Demi-shadows lengthened with afternoon, evergreens grown near-black against the snow. Thunder rumbled and echoed among the peaks.
That was a serious, imminent warning, not of the afternoon snow-flurries that were a daily event once autumn began, but of the truly dangerous storms that swept winter in their wake, that dumped snow nearly waist-deep to a man in a single night. The wild nighthorses fled the mountains with the coming of the first winter fronts.

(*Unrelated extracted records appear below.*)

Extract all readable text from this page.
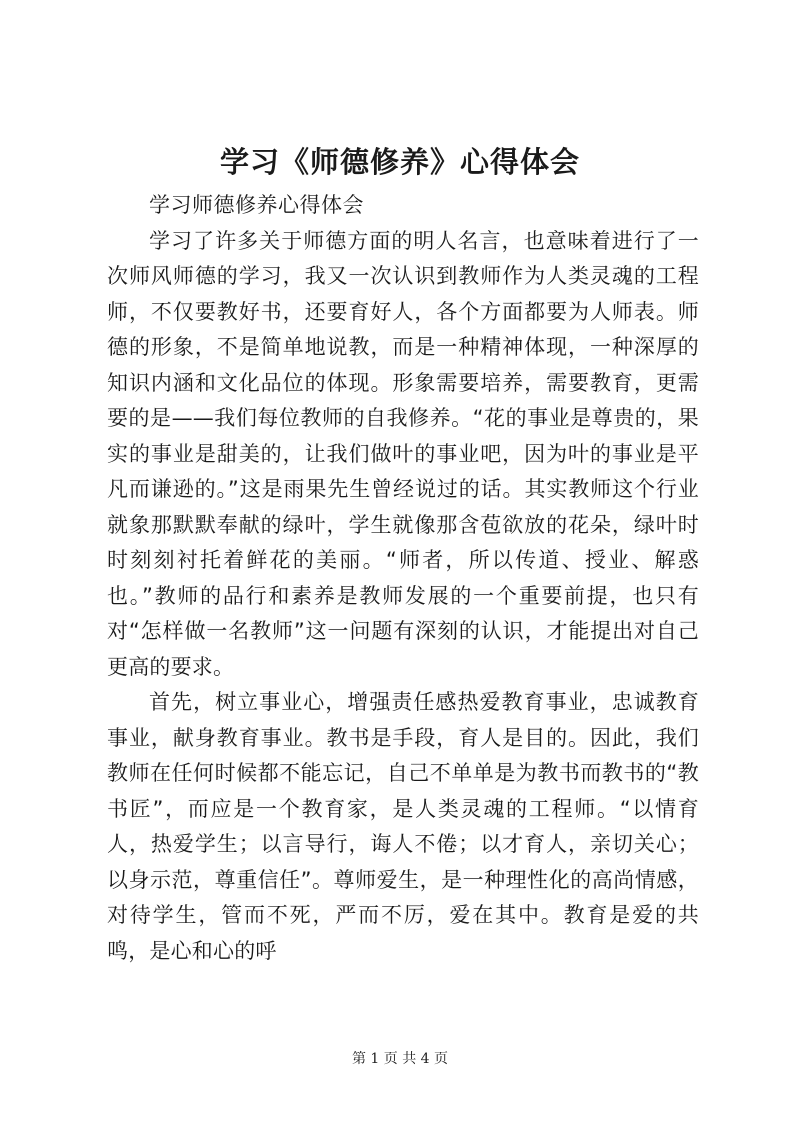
学习《师德修养》心得体会

学习师德修养心得体会

学习了许多关于师德方面的明人名言，也意味着进行了一次师风师德的学习，我又一次认识到教师作为人类灵魂的工程师，不仅要教好书，还要育好人，各个方面都要为人师表。师德的形象，不是简单地说教，而是一种精神体现，一种深厚的知识内涵和文化品位的体现。形象需要培养，需要教育，更需要的是——我们每位教师的自我修养。“花的事业是尊贵的，果实的事业是甜美的，让我们做叶的事业吧，因为叶的事业是平凡而谦逊的。”这是雨果先生曾经说过的话。其实教师这个行业就象那默默奉献的绿叶，学生就像那含苞欲放的花朵，绿叶时时刻刻衬托着鲜花的美丽。“师者，所以传道、授业、解惑也。”教师的品行和素养是教师发展的一个重要前提，也只有对“怎样做一名教师”这一问题有深刻的认识，才能提出对自己更高的要求。

首先，树立事业心，增强责任感热爱教育事业，忠诚教育事业，献身教育事业。教书是手段，育人是目的。因此，我们教师在任何时候都不能忘记，自己不单单是为教书而教书的“教书匠”，而应是一个教育家，是人类灵魂的工程师。“以情育人，热爱学生；以言导行，诲人不倦；以才育人，亲切关心；以身示范，尊重信任”。尊师爱生，是一种理性化的高尚情感，对待学生，管而不死，严而不厉，爱在其中。教育是爱的共鸣，是心和心的呼

第 1 页 共 4 页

The spook-bears took to digging, and with their long, long claws made tunnels out again after such storms ended, retreating more and more until, when hunting grew sparse, they slept the deep sleep and waked again with spring.
There was that feeling in the air, worse than Jackson Peak, which he’d served out of Malvey—six days south and a thousand meters lower made a great deal of difference in the weather. Rogers Peak was that much farther north, Tarmin Ridge was higher than the villages on Jackson, Konig, or Darwin, and a man or a horse who disregarded that difference was in for trouble. Not a night on which he’d sit out and wait—not if a major storm was moving in.
<Burn walking,> he thought, and when Burn slowed, coughing in the bitter, thin air, he slid down and carried the packs himself. <Guil walking side by side with Burn, Guil riding, Guil walking, Guil riding—>
It had taken him years and argument to get that simple sequence of events notion through Burn’s present-time attention—now, soon. But Burn understood him now: Burn walked along with him, head lowered, coughing, as Burn’s rider struck the fastest walk a two-legged creature could sustain on other than level ground. Legs burned, lungs burned, sore leg hurt like hell, but it gave Burn the interval to catch his breath.
Then it was Guil up to Burn’s back again, another stint as fast as Burn could take it; and walk again. <Village gate at sunset,> Guil kept thinking, and <us walking, us riding, going fast.>
Burn understood. It wasn’t the worst or the first time they’d made time like this: it was <go fast,> that was all, and Burn was completely in agreement, feeling a storm wind and smelling <snow.> The tops of the evergreens sighed with a breath of wind and with successive gusts—then whipped over and tossed in a sudden knife-edged gale that dropped the temperature by tens before they’d passed the next winding of the trail.